Era accaduto veramente. Era accaduto veramente e non era stato un attimo, era stato delle ore. Era stato lo schianto - di cui nessuno sembrava essersi accorto -, era stato uscire in cortile e trovare quella cabina telefonica lì, ferma in mezzo al niente, avvolta dal fumo e dalla nebbia nel silenzio assoluto della notte. Era stato avvicinarsi e sfiorare con la punta delle dita la vernice blu con cui era dipinta, era stato sentirne lo smalto graffiato e sbiadito sotto i polpastrelli, era stato indietreggiare di qualche passo e trattenere il fiato mentre la porta si apriva con uno scricchiolio sinistro e quell'uomo altissimo dalla pelle scura e dal sorriso abbagliante ne veniva fuori con tutti i vestiti stropicciati ed un'espressione di scuse ad addolcire i tratti del viso.
Fler c'era, era lì. L'aveva visto. L'aveva sentito.
- Mi dispiace, - aveva detto l'uomo, allontanandosi dalla cabina telefonica ed osservandola con aria preoccupata, - ho combinato un disastro. Avresti mica del biadesivo e un po' di colla?
Fler l'aveva fissato a lungo in silenzio, le labbra dischiuse e gli occhi spalancati mentre cercava di fare mente locale chiedendosi se in casa ci fosse niente di quello che quell'uomo stava domandando. Alla fine aveva risposto di sì, era scappato di corsa dentro casa ed era salito al piano di sopra, infilandosi di corsa nello sgabuzzino all'interno del quale suo padre teneva tutti gli attrezzi del suo mestiere - qualunque fosse - prima di andare via di casa.
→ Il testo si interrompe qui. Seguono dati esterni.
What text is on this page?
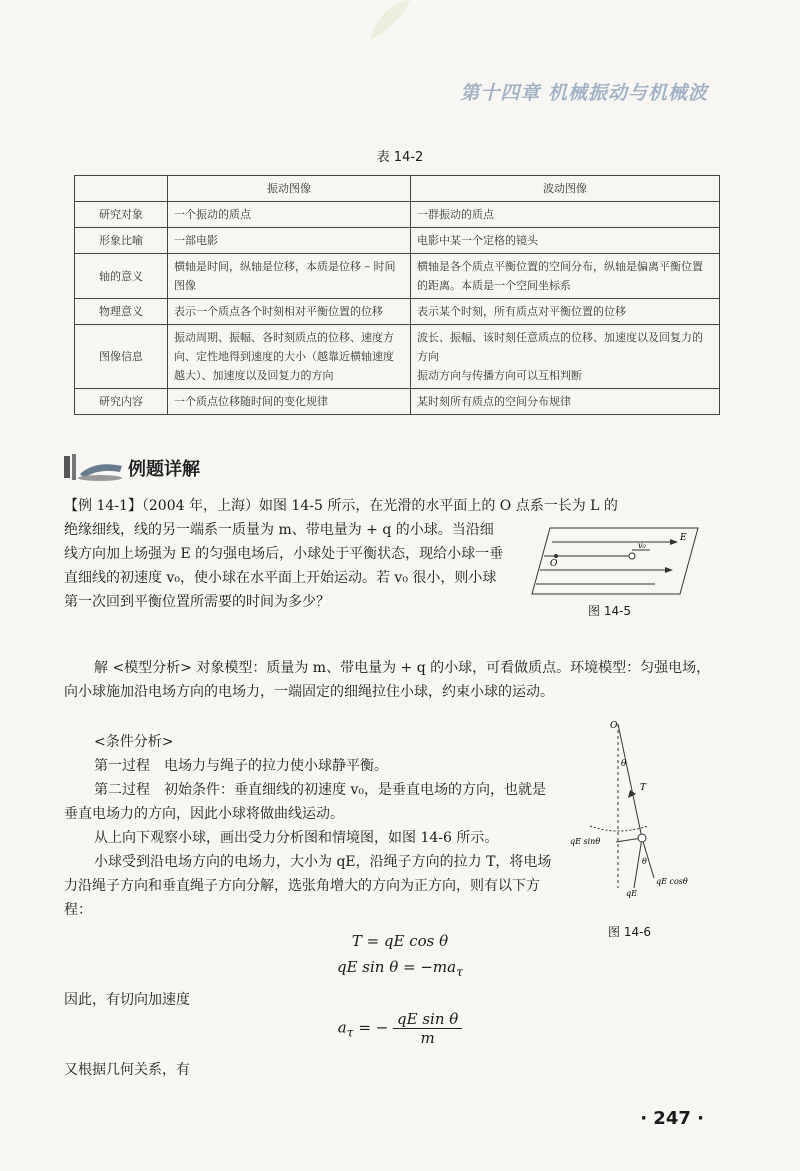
第十四章 机械振动与机械波
表 14-2
	振动图像	波动图像
研究对象	一个振动的质点	一群振动的质点
形象比喻	一部电影	电影中某一个定格的镜头
轴的意义	横轴是时间，纵轴是位移，本质是位移 – 时间图像	横轴是各个质点平衡位置的空间分布，纵轴是偏离平衡位置的距离。本质是一个空间坐标系
物理意义	表示一个质点各个时刻相对平衡位置的位移	表示某个时刻，所有质点对平衡位置的位移
图像信息	振动周期、振幅、各时刻质点的位移、速度方向、定性地得到速度的大小（越靠近横轴速度越大）、加速度以及回复力的方向	波长、振幅、该时刻任意质点的位移、加速度以及回复力的方向
振动方向与传播方向可以互相判断
研究内容	一个质点位移随时间的变化规律	某时刻所有质点的空间分布规律
例题详解
【例 14-1】（2004 年，上海）如图 14-5 所示，在光滑的水平面上的 O 点系一长为 L 的
绝缘细线，线的另一端系一质量为 m、带电量为 + q 的小球。当沿细线方向加上场强为 E 的匀强电场后，小球处于平衡状态，现给小球一垂直细线的初速度 v₀，使小球在水平面上开始运动。若 v₀ 很小，则小球第一次回到平衡位置所需要的时间为多少？
O
E
v₀
图 14-5
解 <模型分析> 对象模型：质量为 m、带电量为 + q 的小球，可看做质点。环境模型：匀强电场，向小球施加沿电场方向的电场力，一端固定的细绳拉住小球，约束小球的运动。
<条件分析>
第一过程　电场力与绳子的拉力使小球静平衡。
第二过程　初始条件：垂直细线的初速度 v₀，是垂直电场的方向，也就是垂直电场力的方向，因此小球将做曲线运动。
从上向下观察小球，画出受力分析图和情境图，如图 14-6 所示。
小球受到沿电场方向的电场力，大小为 qE，沿绳子方向的拉力 T，将电场力沿绳子方向和垂直绳子方向分解，选张角增大的方向为正方向，则有以下方程：
O
θ
T
qE sinθ
θ
qE cosθ
qE
图 14-6
T = qE cos θ
qE $\sin \theta = -ma_\tau$
因此，有切向加速度
$a_\tau$ = − $\frac{\text{qE sin θ}}{m}$
又根据几何关系，有
· 247 ·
Odiava lo sgabuzzino, non perché la lampadina si fosse fulminata anni prima e non fosse mai stata cambiata, condannando quella stanza minuscola ad un'eternità di buio - Fler non aveva alcuna paura del buio; non c'era niente, nel buio, a parte il buio, e il buio non poteva toccarti, né farti del male -, ma perché si trattava di una stanza chiusa, senza finestre, e puzzava dell'odore di papà invecchiato di mille anni, come se, nonostante lui fosse andato via, fosse rimasto un pezzo del suo corpo nascosto là dentro, e non riuscisse a nessuno di trovarlo per gettarlo via.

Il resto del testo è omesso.